Thursday, August 4, 2011

Ideas in the Air-part 3

Ultimately, as Peckham first observed, we see how the tree does in fact become a significant metaphor for the Universe and replaces the clock or clockwork of the Enlightenment.  Wagner’s great ash tree exemplifies this use.  In fact, for many of these artists, Nature becomes the religious center of their universe. Visualize the paintings of Caspar Friedrich or listen to the poem of Wagner’s Hans Sachs sung to him by the people of Nuremburg in the final act of Die Meistersingers.   Emerson was able to discuss an immanent spirit that still transcended everything.  The Oversoul united all living things. The Germans spoke of the noumenal world in which all things were one. As we will see, for most artists in a world that valued change, growth, and development, the images of the journey, the voyage, and the path take on great significance.  While Frodo Baggins, unlike Sydney Carton, could not make the last leap of faith on his own at the end of his journey, the concept of sacrifice and rebirth still fascinates and excites us, and in the midst of the twentieth century Tolkein wrote a novel about a journey on a path that could 
not be forsaken in order to suffer and sacrifice to save the world—the story still holds us in the twenty-first century.
This blog is not an attempt to prove that any artist influenced another.  Rather it is an attempt to show how the ideas identified by Morse Peckham in the 1950s were in the air during the nineteenth and twentieth centuries (and perhaps still are).  We will look at common themes that seem closely related which made their ways into the works of many artists and often explain what many anti-Victorian critics of the last century cited as flaws in these works.  We are going to take a journey together.  This will be a quest for understanding.  We will start with the failure of the rules of the Enlightenment, move to the reaction of artists seeking something more (Peckham’s new way of thinking), trace the radical thinking (a loaded term) of the German thinkers, and find resolution by exploring the themes of unselfish love and sacrifice, which free us from the self and the ego to move on to the Everlasting Yea.  

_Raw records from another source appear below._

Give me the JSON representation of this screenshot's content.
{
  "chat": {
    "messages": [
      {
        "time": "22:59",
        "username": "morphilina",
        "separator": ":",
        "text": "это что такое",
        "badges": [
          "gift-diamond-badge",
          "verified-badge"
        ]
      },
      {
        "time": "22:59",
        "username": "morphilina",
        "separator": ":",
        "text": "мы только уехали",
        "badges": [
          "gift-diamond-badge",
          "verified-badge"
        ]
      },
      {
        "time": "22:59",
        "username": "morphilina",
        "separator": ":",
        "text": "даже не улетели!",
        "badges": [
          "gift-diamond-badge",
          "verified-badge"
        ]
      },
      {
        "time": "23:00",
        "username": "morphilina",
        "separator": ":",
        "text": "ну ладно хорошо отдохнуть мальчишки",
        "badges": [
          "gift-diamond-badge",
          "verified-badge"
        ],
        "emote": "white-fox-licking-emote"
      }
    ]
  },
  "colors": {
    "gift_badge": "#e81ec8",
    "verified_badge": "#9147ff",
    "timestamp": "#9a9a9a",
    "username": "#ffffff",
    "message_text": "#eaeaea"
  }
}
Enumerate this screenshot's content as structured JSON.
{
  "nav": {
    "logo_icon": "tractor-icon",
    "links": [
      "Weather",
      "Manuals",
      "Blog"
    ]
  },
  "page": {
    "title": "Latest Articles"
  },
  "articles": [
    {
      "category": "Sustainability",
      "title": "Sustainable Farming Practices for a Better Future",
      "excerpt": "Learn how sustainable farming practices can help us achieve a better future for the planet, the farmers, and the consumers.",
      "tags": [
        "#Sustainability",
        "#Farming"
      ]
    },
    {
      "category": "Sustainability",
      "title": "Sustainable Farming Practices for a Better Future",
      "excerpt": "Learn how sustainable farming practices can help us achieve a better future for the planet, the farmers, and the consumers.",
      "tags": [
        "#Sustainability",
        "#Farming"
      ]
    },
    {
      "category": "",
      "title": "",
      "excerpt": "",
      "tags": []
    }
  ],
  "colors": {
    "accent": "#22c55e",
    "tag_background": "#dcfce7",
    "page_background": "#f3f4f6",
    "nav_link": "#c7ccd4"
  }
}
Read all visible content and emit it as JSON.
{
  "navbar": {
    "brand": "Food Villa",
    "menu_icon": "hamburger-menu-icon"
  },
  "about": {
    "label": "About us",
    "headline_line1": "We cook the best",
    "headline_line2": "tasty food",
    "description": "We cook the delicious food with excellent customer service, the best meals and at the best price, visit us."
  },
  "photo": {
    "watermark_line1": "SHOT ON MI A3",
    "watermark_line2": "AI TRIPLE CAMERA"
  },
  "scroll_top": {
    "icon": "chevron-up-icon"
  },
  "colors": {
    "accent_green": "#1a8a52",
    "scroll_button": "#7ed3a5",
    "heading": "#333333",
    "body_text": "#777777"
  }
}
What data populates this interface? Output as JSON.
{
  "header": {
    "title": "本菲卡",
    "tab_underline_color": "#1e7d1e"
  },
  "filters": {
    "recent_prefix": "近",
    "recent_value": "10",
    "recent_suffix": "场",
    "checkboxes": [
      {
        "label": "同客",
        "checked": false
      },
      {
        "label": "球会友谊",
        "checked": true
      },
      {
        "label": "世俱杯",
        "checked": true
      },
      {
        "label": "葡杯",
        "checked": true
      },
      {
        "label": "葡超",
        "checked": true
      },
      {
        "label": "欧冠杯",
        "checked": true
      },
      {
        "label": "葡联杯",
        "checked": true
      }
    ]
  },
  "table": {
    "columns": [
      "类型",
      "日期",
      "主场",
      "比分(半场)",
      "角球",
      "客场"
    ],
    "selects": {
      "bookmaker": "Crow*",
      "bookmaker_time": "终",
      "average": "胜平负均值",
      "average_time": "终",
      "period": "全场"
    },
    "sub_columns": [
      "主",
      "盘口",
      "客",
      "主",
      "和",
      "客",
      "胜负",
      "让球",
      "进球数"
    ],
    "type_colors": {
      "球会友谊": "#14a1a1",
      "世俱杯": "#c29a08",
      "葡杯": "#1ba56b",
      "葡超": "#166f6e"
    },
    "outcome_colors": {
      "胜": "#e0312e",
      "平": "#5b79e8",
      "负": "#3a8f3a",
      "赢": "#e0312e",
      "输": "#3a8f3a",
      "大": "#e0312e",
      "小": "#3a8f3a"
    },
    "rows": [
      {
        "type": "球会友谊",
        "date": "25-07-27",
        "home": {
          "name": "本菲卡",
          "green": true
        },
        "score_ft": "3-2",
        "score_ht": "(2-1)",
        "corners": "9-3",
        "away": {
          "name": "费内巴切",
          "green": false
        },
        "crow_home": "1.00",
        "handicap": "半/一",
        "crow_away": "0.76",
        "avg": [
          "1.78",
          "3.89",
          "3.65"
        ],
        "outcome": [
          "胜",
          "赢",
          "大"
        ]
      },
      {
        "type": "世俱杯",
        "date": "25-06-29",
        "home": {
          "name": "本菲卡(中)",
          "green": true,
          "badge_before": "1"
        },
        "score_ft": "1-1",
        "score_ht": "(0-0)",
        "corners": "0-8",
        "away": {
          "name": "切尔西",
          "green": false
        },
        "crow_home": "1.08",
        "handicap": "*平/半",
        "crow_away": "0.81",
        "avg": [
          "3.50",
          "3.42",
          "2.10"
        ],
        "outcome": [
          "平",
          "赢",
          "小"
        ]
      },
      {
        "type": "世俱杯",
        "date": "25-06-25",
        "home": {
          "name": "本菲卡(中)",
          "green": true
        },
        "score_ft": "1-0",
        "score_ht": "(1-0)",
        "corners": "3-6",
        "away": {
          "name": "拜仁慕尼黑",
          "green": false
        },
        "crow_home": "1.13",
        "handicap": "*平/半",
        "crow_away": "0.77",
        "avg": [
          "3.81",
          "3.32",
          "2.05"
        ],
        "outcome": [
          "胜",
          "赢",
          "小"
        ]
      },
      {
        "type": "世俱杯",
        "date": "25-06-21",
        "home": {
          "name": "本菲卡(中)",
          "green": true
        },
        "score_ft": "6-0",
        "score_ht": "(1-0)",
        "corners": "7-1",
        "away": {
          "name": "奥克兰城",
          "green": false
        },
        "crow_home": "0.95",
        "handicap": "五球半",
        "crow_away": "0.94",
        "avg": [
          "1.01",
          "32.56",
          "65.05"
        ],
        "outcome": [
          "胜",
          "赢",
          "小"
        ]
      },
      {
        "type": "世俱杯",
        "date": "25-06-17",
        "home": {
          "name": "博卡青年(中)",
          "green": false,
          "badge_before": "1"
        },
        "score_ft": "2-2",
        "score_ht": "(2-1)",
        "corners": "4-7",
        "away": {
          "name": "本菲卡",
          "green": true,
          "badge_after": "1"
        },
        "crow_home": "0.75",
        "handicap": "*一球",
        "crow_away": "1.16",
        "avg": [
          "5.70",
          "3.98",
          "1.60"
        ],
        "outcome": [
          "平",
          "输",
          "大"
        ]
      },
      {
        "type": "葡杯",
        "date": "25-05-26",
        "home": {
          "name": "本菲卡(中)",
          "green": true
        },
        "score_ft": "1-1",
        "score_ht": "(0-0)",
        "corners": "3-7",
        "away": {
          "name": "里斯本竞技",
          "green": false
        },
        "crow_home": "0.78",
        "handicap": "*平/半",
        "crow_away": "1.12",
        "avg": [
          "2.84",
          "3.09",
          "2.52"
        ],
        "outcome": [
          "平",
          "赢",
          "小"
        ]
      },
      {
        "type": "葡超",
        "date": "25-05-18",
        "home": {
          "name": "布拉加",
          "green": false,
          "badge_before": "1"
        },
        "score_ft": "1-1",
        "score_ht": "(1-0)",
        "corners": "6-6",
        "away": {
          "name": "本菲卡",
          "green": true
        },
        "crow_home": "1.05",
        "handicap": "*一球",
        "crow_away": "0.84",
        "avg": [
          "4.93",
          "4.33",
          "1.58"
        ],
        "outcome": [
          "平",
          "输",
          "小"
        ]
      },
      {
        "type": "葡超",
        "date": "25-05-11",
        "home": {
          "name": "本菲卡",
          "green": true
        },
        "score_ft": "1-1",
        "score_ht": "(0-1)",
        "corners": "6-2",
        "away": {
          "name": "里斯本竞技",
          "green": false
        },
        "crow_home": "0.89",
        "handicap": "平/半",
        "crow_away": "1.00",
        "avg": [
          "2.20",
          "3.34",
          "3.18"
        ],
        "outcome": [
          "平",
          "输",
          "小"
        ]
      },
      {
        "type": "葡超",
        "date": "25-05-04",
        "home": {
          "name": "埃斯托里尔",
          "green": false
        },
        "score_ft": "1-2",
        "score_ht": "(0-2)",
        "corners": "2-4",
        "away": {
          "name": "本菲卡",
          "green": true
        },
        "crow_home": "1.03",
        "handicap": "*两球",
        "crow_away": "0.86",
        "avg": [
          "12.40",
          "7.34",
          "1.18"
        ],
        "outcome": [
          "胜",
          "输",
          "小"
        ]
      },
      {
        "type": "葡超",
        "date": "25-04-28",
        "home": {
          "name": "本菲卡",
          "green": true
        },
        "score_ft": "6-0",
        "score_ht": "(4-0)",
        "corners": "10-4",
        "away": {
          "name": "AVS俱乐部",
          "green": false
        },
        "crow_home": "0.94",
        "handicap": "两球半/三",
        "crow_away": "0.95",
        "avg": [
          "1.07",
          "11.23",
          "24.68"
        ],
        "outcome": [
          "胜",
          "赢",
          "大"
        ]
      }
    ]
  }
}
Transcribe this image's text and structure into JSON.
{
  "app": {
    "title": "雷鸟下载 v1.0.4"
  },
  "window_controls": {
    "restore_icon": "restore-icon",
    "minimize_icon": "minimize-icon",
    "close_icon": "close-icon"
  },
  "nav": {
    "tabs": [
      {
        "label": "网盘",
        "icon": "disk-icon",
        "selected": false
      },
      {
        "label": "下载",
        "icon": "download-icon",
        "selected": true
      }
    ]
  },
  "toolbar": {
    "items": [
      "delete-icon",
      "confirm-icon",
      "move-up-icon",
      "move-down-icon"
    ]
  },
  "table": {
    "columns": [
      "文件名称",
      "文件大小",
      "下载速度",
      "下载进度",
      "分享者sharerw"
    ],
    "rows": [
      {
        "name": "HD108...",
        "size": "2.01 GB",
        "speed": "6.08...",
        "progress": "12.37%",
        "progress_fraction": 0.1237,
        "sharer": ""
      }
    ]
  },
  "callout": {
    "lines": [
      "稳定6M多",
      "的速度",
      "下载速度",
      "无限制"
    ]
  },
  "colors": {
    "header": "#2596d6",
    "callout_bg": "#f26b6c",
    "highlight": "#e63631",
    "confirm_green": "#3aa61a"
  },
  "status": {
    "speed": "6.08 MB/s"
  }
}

          I do not expect everyone to agree with my conclusions and analyses.  This is a battle I have fought for forty years.  What I hope to do is show that there is a theme that unites the art of the last two centuries, which is very different than that which had gone before.  It is a theme that explains aspects of these works which have seemed to be weaknesses or mysterious inconsistencies.  
          Ten years after his PMLA article, Morse Peckham published Man’s Rage for Chaos.  In this work, Peckham takes to task those critics who speak in broad terms about the common traits of works that make them “Baroque,”  “Classical,” or “Gothic.”  He points out that these traits are imposed on the works by the critics; that these traits are a very small part of each work, and that to concentrate on these traits is to deny the valuable traits of each work which make it unique and valuable.  Thoughout the book, Peckham seems to deny traditional criticism based on chronological periods.  Yet, at the end of the book he identifies and describes the common traits of works in such periods and provides a further refinement of his definition of Romanticism.  In fact, he restates the basis for identifying the ideas in the air at the beginning of the nineteenth century; ideas “so novel and so profoundly revolutionary” they were unlike anything that “had emerged in human culture since the early Neolithic period or perhaps even before” (291). These are the ideas worth pursuing.